Nel netto calo subito dai titoli bancari italiani e francesi, qualcuno ha voluto leggere il ritorno delle vendite allo scoperto, dopo la decisione di revocare lo short selling. L'interpretazione è un po' capziosa, perché se è vero che le quotazioni sono calate sensibilmente, è anche vero che la revoca ha interessato i titoli francesi e Belgi – dove peraltro l'unica banca rimasta nell'indice Stoxx (Kbc Groep) è salita di un allegro 4,4% – ma non quelli italiani, che godrebbero ancora due settimane di protezione, ammesso che la Consob decida il 24 febbraio di imitare i colleghi transalpini.

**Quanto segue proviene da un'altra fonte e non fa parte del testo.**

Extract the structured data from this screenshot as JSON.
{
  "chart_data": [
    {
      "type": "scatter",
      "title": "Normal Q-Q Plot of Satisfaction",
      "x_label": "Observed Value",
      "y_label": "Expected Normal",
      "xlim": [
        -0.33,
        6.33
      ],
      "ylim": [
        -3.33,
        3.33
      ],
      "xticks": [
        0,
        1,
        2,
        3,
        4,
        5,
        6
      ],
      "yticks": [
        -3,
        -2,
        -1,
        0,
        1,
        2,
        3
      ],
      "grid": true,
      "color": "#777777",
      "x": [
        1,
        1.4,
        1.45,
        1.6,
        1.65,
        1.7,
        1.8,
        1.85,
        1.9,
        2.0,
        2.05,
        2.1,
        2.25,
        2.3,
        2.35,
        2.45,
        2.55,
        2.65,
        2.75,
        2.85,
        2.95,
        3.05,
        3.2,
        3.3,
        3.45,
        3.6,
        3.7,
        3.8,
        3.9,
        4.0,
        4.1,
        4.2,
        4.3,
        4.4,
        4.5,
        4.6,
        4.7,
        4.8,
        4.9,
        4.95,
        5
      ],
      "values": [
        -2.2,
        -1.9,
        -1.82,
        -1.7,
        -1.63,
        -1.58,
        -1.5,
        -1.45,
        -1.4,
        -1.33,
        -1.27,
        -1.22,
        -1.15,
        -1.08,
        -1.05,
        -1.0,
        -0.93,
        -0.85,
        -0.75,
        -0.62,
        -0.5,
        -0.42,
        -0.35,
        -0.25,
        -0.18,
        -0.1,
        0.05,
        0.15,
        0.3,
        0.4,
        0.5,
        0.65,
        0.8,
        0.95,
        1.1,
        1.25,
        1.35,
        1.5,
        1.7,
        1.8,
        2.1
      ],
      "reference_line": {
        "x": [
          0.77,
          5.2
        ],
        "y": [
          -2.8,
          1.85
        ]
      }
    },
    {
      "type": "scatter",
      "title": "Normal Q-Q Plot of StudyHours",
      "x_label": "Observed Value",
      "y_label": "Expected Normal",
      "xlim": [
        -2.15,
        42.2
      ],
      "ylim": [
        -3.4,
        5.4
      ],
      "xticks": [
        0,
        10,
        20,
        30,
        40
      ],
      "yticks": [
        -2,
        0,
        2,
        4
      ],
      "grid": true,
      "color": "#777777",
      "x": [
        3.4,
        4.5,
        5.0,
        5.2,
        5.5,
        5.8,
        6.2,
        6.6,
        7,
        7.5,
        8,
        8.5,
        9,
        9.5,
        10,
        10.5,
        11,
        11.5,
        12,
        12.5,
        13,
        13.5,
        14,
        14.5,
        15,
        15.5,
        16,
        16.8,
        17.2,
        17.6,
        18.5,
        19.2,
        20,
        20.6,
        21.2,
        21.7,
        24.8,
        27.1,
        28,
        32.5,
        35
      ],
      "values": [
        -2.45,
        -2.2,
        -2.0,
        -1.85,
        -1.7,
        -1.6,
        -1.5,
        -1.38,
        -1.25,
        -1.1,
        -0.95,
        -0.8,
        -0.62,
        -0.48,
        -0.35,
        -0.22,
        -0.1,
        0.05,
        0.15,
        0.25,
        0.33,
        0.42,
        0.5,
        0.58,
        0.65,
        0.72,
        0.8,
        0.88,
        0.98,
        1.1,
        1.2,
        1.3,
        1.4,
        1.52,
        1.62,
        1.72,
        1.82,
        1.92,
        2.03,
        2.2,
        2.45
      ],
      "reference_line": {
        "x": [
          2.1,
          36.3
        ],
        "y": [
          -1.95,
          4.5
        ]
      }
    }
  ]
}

E allora come spiegare i diversi comportamenti tra i titoli del settore bancario europeo? Probabilmente con la delusione o, meglio, lo scetticismo maturato dopo l'accordo con la Grecia. Giova notare che, a inizio seduta, pressoché tutti i titoli bancari avevano mostrato una bella effervescenza e UniCredit, che è finita in ribasso di un pesante 3,8%, aveva esordito con un +2,1%; e Credit Agricole, caduta in chiusura del 3,6%, era balzata di oltre il 5%: a dispetto della revoca sullo short selling che era nota da venerdì. Ma nel pomeriggio, parallelamente all'indebolimento dell'euro, i rendimenti dei titoli di stato italiani, francesi e spagnoli hanno ripreso a salire, e con loro anche gli spread sul Bund, e le banche a Milano e Parigi hanno invertito tendenza: con il risultato che il sotto indice dello Stoxx euro ha perso lo 0,6%, mentre quello dello Stoxx europeo ha guadagnato lo 0,5%.

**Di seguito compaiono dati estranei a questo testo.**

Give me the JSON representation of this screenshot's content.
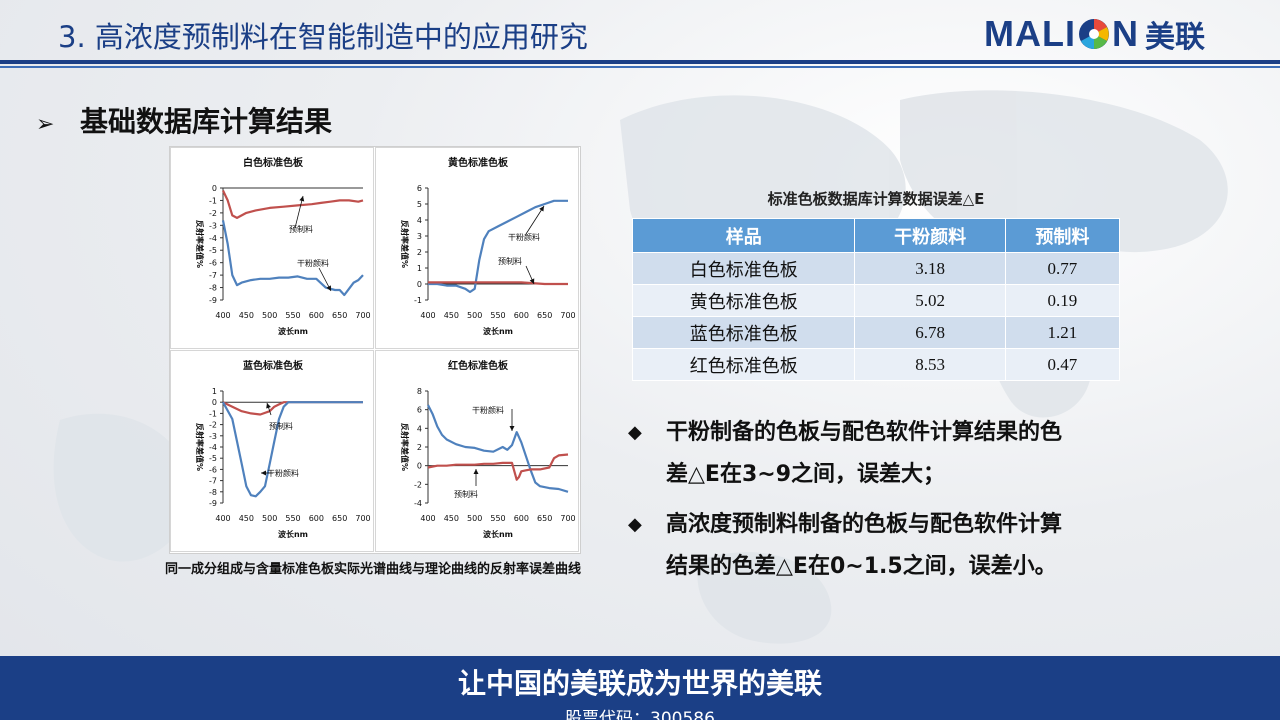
{
  "header": {
    "title": "3.  高浓度预制料在智能制造中的应用研究",
    "logo_text": "MALI N",
    "logo_cn": "美联"
  },
  "section": {
    "arrow": "➢",
    "title": "基础数据库计算结果"
  },
  "chart_data": [
    {
      "type": "line",
      "title": "白色标准色板",
      "xlabel": "波长nm",
      "ylabel": "反射率差值%",
      "xlim": [
        400,
        700
      ],
      "ylim": [
        -9,
        0
      ],
      "xticks": [
        "400",
        "450",
        "500",
        "550",
        "600",
        "650",
        "700"
      ],
      "yticks": [
        "0",
        "-1",
        "-2",
        "-3",
        "-4",
        "-5",
        "-6",
        "-7",
        "-8",
        "-9"
      ],
      "series": [
        {
          "name": "预制料",
          "color": "#c0504d",
          "x": [
            400,
            410,
            420,
            430,
            450,
            470,
            500,
            530,
            560,
            590,
            610,
            630,
            650,
            670,
            690,
            700
          ],
          "y": [
            -0.2,
            -1.0,
            -2.2,
            -2.4,
            -2.0,
            -1.8,
            -1.6,
            -1.5,
            -1.4,
            -1.3,
            -1.2,
            -1.1,
            -1.0,
            -1.0,
            -1.1,
            -1.0
          ]
        },
        {
          "name": "干粉颜料",
          "color": "#4f81bd",
          "x": [
            400,
            410,
            420,
            430,
            440,
            460,
            480,
            500,
            520,
            540,
            560,
            580,
            600,
            620,
            640,
            650,
            660,
            670,
            680,
            690,
            700
          ],
          "y": [
            -2.6,
            -4.5,
            -7.0,
            -7.8,
            -7.6,
            -7.4,
            -7.3,
            -7.3,
            -7.2,
            -7.2,
            -7.1,
            -7.3,
            -7.3,
            -8.0,
            -8.2,
            -8.2,
            -8.6,
            -8.1,
            -7.6,
            -7.4,
            -7.0
          ]
        }
      ],
      "annotations": [
        "预制料",
        "干粉颜料"
      ]
    },
    {
      "type": "line",
      "title": "黄色标准色板",
      "xlabel": "波长nm",
      "ylabel": "反射率差值%",
      "xlim": [
        400,
        700
      ],
      "ylim": [
        -1,
        6
      ],
      "xticks": [
        "400",
        "450",
        "500",
        "550",
        "600",
        "650",
        "700"
      ],
      "yticks": [
        "6",
        "5",
        "4",
        "3",
        "2",
        "1",
        "0",
        "-1"
      ],
      "series": [
        {
          "name": "干粉颜料",
          "color": "#4f81bd",
          "x": [
            400,
            420,
            440,
            460,
            480,
            490,
            500,
            505,
            510,
            520,
            530,
            550,
            570,
            590,
            610,
            630,
            650,
            670,
            690,
            700
          ],
          "y": [
            0.0,
            0.0,
            -0.1,
            -0.1,
            -0.3,
            -0.5,
            -0.3,
            0.6,
            1.5,
            2.8,
            3.3,
            3.6,
            3.9,
            4.2,
            4.5,
            4.8,
            5.0,
            5.2,
            5.2,
            5.2
          ]
        },
        {
          "name": "预制料",
          "color": "#c0504d",
          "x": [
            400,
            450,
            500,
            550,
            600,
            650,
            700
          ],
          "y": [
            0.1,
            0.1,
            0.1,
            0.1,
            0.1,
            0.0,
            0.0
          ]
        }
      ],
      "annotations": [
        "干粉颜料",
        "预制料"
      ]
    },
    {
      "type": "line",
      "title": "蓝色标准色板",
      "xlabel": "波长nm",
      "ylabel": "反射率差值%",
      "xlim": [
        400,
        700
      ],
      "ylim": [
        -9,
        1
      ],
      "xticks": [
        "400",
        "450",
        "500",
        "550",
        "600",
        "650",
        "700"
      ],
      "yticks": [
        "1",
        "0",
        "-1",
        "-2",
        "-3",
        "-4",
        "-5",
        "-6",
        "-7",
        "-8",
        "-9"
      ],
      "series": [
        {
          "name": "预制料",
          "color": "#c0504d",
          "x": [
            400,
            420,
            440,
            460,
            480,
            500,
            510,
            520,
            530,
            540,
            560,
            600,
            650,
            700
          ],
          "y": [
            0.0,
            -0.4,
            -0.8,
            -1.0,
            -1.1,
            -0.8,
            -0.4,
            -0.2,
            0.0,
            0.0,
            0.0,
            0.0,
            0.0,
            0.0
          ]
        },
        {
          "name": "干粉颜料",
          "color": "#4f81bd",
          "x": [
            400,
            420,
            430,
            440,
            450,
            460,
            470,
            480,
            490,
            500,
            510,
            520,
            530,
            540,
            560,
            600,
            650,
            700
          ],
          "y": [
            0.0,
            -1.5,
            -3.5,
            -5.5,
            -7.5,
            -8.3,
            -8.4,
            -8.0,
            -7.5,
            -5.5,
            -3.5,
            -1.5,
            -0.4,
            0.0,
            0.0,
            0.0,
            0.0,
            0.0
          ]
        }
      ],
      "annotations": [
        "预制料",
        "干粉颜料"
      ]
    },
    {
      "type": "line",
      "title": "红色标准色板",
      "xlabel": "波长nm",
      "ylabel": "反射率差值%",
      "xlim": [
        400,
        700
      ],
      "ylim": [
        -4,
        8
      ],
      "xticks": [
        "400",
        "450",
        "500",
        "550",
        "600",
        "650",
        "700"
      ],
      "yticks": [
        "8",
        "6",
        "4",
        "2",
        "0",
        "-2",
        "-4"
      ],
      "series": [
        {
          "name": "干粉颜料",
          "color": "#4f81bd",
          "x": [
            400,
            410,
            420,
            430,
            440,
            460,
            480,
            500,
            520,
            540,
            560,
            570,
            580,
            590,
            600,
            610,
            620,
            630,
            640,
            660,
            680,
            700
          ],
          "y": [
            6.5,
            5.5,
            4.2,
            3.3,
            2.8,
            2.3,
            2.0,
            1.9,
            1.6,
            1.5,
            2.0,
            1.7,
            2.2,
            3.6,
            2.5,
            1.0,
            -0.5,
            -1.8,
            -2.2,
            -2.4,
            -2.5,
            -2.8
          ]
        },
        {
          "name": "预制料",
          "color": "#c0504d",
          "x": [
            400,
            420,
            440,
            460,
            480,
            500,
            520,
            540,
            560,
            580,
            590,
            595,
            600,
            610,
            620,
            640,
            660,
            670,
            680,
            700
          ],
          "y": [
            -0.2,
            0.0,
            0.0,
            0.1,
            0.1,
            0.1,
            0.2,
            0.2,
            0.3,
            0.3,
            -1.5,
            -1.2,
            -0.6,
            -0.5,
            -0.4,
            -0.4,
            -0.2,
            0.8,
            1.1,
            1.2
          ]
        }
      ],
      "annotations": [
        "干粉颜料",
        "预制料"
      ]
    }
  ],
  "caption": "同一成分组成与含量标准色板实际光谱曲线与理论曲线的反射率误差曲线",
  "table": {
    "title": "标准色板数据库计算数据误差△E",
    "headers": [
      "样品",
      "干粉颜料",
      "预制料"
    ],
    "rows": [
      {
        "sample": "白色标准色板",
        "dry": "3.18",
        "pre": "0.77"
      },
      {
        "sample": "黄色标准色板",
        "dry": "5.02",
        "pre": "0.19"
      },
      {
        "sample": "蓝色标准色板",
        "dry": "6.78",
        "pre": "1.21"
      },
      {
        "sample": "红色标准色板",
        "dry": "8.53",
        "pre": "0.47"
      }
    ]
  },
  "bullets": {
    "marker": "◆",
    "items": [
      {
        "line1": "干粉制备的色板与配色软件计算结果的色",
        "line2": "差△E在3~9之间，误差大；"
      },
      {
        "line1": "高浓度预制料制备的色板与配色软件计算",
        "line2": "结果的色差△E在0~1.5之间，误差小。"
      }
    ]
  },
  "footer": {
    "slogan": "让中国的美联成为世界的美联",
    "stock": "股票代码：300586"
  },
  "colors": {
    "brand": "#1b3f86",
    "table_header": "#5b9bd5",
    "dry_series": "#4f81bd",
    "pre_series": "#c0504d"
  }
}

In realtà, in un mercato di scambi sotto la media, qualche vendita sui titoli delle banche s'era vista fin da venerdì e soprattutto s'era notata da oltre una settimana una accentuata debolezza sulle obbligazioni bancarie, specie su quelle degli istituti italiani e spagnoli. Alcuni investitori americani, diffidenti fin dall'origine sul finanziamento a lungo termine (Ltro) della Bce, hanno voluto leggere in questo la punizione del mercato a quegli istituti che più avevano beneficiato dell'operazione Ltro: in sostanza quelli che avevano avuto i maggiori problemi nel reperire fondi sul mercato. Più probabilmente, tanto per i titoli azionari quanto per i bond, s'è trattato di prese di beneficio dopo i forti rialzi iniziati dopo il 9 gennaio. Non a caso il settore dello Stoxx euro era nel frattempo salito fino a un massimo del 36% e quello dello Stoxx "appena" del 25%. Realizzare un po' dei guadagni accumulati nell'ultimo mese, approfittando dell'apparente sistemazione della Grecia, è il più classico dei comportamenti di Borsa.

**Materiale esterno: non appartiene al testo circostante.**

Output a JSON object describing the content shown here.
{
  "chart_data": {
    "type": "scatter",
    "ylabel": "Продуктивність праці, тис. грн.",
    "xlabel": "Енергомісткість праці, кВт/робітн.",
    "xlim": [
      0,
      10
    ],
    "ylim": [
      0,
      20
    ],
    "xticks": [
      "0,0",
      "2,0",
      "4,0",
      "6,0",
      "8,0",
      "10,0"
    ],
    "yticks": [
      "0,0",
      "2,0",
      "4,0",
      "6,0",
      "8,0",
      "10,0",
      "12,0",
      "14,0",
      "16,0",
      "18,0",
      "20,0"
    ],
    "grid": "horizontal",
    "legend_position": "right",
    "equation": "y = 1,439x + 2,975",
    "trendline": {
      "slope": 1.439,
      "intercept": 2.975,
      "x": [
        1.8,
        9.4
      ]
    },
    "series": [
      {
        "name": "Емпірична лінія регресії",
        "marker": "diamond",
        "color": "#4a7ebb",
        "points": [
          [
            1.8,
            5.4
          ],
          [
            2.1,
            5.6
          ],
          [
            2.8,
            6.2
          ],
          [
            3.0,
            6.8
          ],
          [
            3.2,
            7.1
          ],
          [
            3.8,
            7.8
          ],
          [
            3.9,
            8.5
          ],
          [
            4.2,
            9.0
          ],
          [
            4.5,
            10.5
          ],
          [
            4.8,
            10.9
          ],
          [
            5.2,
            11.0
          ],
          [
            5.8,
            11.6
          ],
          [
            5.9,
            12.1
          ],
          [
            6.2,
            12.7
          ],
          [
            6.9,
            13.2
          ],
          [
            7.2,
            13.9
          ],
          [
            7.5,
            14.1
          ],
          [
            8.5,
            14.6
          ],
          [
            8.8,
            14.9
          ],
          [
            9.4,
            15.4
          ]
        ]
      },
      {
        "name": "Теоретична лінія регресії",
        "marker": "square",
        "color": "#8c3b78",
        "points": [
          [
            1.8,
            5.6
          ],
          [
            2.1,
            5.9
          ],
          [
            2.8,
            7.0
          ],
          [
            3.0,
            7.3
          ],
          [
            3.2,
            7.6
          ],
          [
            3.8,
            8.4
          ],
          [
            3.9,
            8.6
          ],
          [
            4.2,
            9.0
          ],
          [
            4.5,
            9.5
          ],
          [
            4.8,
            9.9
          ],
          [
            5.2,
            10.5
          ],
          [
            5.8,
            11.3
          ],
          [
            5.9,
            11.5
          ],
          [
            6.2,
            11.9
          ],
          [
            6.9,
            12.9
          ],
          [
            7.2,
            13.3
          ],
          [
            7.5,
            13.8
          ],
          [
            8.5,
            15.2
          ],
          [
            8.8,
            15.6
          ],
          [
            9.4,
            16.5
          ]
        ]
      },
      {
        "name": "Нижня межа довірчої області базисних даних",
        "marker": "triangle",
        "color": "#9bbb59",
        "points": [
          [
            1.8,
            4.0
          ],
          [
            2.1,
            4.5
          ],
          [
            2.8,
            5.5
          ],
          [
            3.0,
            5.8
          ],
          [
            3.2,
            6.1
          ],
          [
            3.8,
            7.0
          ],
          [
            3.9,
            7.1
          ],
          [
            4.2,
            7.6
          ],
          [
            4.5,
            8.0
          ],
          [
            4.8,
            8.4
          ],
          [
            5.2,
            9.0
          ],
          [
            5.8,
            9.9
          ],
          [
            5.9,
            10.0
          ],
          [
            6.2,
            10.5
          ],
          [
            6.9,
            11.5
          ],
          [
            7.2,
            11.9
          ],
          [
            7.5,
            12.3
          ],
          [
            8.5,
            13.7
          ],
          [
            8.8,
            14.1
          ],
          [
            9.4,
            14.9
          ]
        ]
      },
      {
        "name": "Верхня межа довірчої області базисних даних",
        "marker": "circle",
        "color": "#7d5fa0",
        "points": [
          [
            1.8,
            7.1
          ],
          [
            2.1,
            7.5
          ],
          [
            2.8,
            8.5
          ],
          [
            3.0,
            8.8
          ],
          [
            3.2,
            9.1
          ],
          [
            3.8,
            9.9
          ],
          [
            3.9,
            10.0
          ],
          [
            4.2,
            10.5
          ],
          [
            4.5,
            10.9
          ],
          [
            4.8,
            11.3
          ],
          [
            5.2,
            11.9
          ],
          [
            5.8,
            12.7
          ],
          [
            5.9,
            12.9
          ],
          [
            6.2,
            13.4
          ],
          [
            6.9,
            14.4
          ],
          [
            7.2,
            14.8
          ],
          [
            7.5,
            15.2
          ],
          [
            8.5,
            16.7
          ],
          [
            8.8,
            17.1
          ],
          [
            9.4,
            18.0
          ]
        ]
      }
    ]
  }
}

Si potrebbe obiettare che la questione greca è tutt'altro che a posto. E lo dimostrerebbe il fatto che i rendimenti dei titoli di stato ellenici, a dispetto dell'esuberanza sull'azionario, sono saliti ulteriormente e quelli dei titoli a 2 anni sono volati al nuovo massimo del 243%. Il voto del Parlamento greco, mentre ad Atene scoppiava la rivolta, è di «modesto sollievo», scrive Barclays Capital, perché «molte domande restano ancora senza risposta».